Al presidir el Papa Francisco la conmoración del cincuenta aniversario de la institución del Sínodo de los Obispos, lanzó una bomba al corazón de la “esquizofrenia del clericalismo”. Se puso él mismo al frente de la reforma que reclama la Iglesia al anunciar la “conversión del papado”, para dar más atención a las realidades de las iglesias locales y de los fieles. ¿Alguién pedía una señal de la vitalidad de la Iglesia católica?
Ya la renuncia del grande Benedicto XVI había dado el campanazo. El hombre “más poderoso del planeta” dejaba “el poder” para irse a rezar.

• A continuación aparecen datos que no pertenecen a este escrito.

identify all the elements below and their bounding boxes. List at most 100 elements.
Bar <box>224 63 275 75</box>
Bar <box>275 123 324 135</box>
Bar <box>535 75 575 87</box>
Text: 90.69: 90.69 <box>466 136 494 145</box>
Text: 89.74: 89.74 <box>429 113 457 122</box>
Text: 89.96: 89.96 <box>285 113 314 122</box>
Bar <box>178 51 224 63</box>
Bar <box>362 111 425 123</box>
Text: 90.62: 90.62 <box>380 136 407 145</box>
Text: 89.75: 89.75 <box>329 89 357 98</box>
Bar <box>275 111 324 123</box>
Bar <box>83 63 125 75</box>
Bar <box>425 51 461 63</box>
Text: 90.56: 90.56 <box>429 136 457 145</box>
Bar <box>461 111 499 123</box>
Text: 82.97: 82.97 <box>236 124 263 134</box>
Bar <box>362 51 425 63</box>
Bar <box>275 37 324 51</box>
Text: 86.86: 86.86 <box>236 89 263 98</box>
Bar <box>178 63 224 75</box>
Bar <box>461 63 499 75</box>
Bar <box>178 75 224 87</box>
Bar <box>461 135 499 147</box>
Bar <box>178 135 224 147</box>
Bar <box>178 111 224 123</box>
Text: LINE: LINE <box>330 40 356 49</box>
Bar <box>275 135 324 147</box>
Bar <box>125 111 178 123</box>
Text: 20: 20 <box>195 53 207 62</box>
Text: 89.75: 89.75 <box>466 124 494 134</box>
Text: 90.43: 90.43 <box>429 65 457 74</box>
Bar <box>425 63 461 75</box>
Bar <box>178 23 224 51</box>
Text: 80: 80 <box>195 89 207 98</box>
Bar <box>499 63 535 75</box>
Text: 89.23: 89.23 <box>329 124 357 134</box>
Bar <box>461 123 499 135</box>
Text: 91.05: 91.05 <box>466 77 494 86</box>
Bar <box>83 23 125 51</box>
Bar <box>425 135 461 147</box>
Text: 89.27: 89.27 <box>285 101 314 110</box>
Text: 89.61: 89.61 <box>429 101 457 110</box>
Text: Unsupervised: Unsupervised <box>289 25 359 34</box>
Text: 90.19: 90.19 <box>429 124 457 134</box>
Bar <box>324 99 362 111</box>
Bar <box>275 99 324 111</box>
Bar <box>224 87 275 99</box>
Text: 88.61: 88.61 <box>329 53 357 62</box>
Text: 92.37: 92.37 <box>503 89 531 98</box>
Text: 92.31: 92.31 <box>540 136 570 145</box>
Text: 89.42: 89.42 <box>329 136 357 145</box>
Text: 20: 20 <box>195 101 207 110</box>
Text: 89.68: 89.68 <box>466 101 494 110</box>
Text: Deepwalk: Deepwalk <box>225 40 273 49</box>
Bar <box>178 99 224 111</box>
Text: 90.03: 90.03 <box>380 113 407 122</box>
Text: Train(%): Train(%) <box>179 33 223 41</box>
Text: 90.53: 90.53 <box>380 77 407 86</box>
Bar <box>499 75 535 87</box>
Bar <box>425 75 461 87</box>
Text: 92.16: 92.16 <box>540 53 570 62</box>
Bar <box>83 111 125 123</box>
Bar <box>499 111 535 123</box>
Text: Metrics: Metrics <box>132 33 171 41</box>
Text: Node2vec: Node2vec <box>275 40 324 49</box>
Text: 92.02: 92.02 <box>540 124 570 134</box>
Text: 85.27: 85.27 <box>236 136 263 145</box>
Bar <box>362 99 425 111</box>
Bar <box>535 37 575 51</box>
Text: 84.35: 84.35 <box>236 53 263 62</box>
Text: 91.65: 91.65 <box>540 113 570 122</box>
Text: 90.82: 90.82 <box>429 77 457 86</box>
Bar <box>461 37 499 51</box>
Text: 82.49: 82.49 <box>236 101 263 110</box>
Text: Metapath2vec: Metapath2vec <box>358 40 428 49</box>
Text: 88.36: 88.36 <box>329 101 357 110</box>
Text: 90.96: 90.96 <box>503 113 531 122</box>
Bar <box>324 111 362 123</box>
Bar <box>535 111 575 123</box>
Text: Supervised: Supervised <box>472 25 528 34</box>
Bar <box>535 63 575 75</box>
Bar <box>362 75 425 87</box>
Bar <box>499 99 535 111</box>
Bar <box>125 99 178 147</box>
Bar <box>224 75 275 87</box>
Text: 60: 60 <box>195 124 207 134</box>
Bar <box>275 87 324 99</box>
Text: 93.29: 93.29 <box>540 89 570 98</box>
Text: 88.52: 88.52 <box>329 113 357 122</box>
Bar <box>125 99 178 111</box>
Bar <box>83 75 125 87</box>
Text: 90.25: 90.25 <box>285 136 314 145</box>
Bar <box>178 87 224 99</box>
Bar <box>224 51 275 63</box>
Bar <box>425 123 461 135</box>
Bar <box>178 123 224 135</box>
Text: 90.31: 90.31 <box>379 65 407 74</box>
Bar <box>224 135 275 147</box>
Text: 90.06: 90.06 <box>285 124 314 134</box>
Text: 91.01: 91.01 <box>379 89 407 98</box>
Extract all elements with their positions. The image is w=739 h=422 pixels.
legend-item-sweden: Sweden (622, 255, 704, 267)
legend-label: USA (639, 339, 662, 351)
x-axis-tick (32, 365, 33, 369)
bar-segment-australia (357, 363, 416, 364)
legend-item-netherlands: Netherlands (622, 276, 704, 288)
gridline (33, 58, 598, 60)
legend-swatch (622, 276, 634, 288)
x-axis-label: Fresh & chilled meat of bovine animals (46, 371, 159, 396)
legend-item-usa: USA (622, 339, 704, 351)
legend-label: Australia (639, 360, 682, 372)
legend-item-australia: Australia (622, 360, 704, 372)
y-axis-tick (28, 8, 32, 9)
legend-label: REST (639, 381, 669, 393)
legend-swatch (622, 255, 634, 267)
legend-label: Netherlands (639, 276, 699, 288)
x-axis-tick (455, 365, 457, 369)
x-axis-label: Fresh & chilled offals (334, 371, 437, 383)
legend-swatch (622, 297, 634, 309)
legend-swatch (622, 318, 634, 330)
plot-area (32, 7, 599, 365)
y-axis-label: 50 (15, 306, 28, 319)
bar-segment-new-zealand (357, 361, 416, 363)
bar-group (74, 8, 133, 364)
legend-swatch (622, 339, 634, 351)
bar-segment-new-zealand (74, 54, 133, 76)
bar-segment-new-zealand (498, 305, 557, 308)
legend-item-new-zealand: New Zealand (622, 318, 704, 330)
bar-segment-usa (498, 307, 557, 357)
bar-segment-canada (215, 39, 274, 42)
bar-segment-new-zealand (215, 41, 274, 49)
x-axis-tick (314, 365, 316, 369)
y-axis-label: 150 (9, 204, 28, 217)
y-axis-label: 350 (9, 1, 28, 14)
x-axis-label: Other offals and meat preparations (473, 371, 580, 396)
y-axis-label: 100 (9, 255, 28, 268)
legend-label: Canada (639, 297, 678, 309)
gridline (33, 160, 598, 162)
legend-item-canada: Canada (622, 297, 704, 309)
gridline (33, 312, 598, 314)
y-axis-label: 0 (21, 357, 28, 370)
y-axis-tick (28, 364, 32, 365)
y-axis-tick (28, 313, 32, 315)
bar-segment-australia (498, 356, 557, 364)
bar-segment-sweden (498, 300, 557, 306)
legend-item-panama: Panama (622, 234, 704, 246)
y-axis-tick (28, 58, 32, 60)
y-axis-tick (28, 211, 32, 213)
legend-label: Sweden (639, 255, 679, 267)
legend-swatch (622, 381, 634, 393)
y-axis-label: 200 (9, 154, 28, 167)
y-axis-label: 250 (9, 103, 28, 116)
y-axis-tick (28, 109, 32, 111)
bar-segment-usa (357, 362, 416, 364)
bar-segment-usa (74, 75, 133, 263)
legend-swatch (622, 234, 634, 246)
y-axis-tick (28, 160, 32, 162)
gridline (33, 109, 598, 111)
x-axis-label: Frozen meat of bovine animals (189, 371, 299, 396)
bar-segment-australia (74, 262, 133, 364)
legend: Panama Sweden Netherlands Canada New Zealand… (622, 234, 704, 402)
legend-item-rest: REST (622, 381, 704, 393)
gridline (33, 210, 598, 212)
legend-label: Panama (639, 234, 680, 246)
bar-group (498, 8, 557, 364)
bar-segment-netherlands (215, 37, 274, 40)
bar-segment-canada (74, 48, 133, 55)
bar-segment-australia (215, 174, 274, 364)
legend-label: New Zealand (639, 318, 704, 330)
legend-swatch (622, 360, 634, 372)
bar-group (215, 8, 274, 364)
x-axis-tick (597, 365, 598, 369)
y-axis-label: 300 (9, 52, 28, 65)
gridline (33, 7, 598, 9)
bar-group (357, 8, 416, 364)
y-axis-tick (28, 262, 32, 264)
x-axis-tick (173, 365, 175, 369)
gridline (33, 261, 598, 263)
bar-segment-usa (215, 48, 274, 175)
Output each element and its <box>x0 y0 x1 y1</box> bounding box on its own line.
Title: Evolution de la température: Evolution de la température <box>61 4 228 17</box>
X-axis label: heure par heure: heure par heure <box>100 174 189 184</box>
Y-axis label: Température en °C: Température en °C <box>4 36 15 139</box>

El Espíritu Santo trabajó horas extras para iluminar al Colegio cardenalicio y darle a la Iglesia un coloso a la altura de la renuncia de Benedicto XVI. ¡Qué bien le salió la pieza de recambio!
Francisco, en esa humildad argentina (parecería broma); en esa inocencia jesuítica (otra más), en esa invencible valentía con la que desdeñó la seguridad y llamó, besó, arrulló a Sophie Cruz, la oaxaqueñita de Washington –y con ella a todos los migrantes mexicanos– ha conquistado a pulso ser la roca de la Iglesia… y del mundo.
En la Iglesia de Francisco –la de Jesús—“nadie puede ser elevado por encima de los otros”. Quiere una pirámide invertida: la base arriba y los que “mandan” abajo. ¿Por qué? ¿Se le cruzó algún cable? preguntarán los acomodaditos de siempre. Nada de eso: el único poder es la autoridad del servicio; “el único poder es el servicio a la cruz”.
La conversión del papado camina, está en marcha. Dicen los que saben de calidad total que la casa debe barrerse de arriba para abajo. Nos toca seguir a nosotros. A cada uno de nosotros. Nos toca ahora elegir entre la misericordia o el abismo.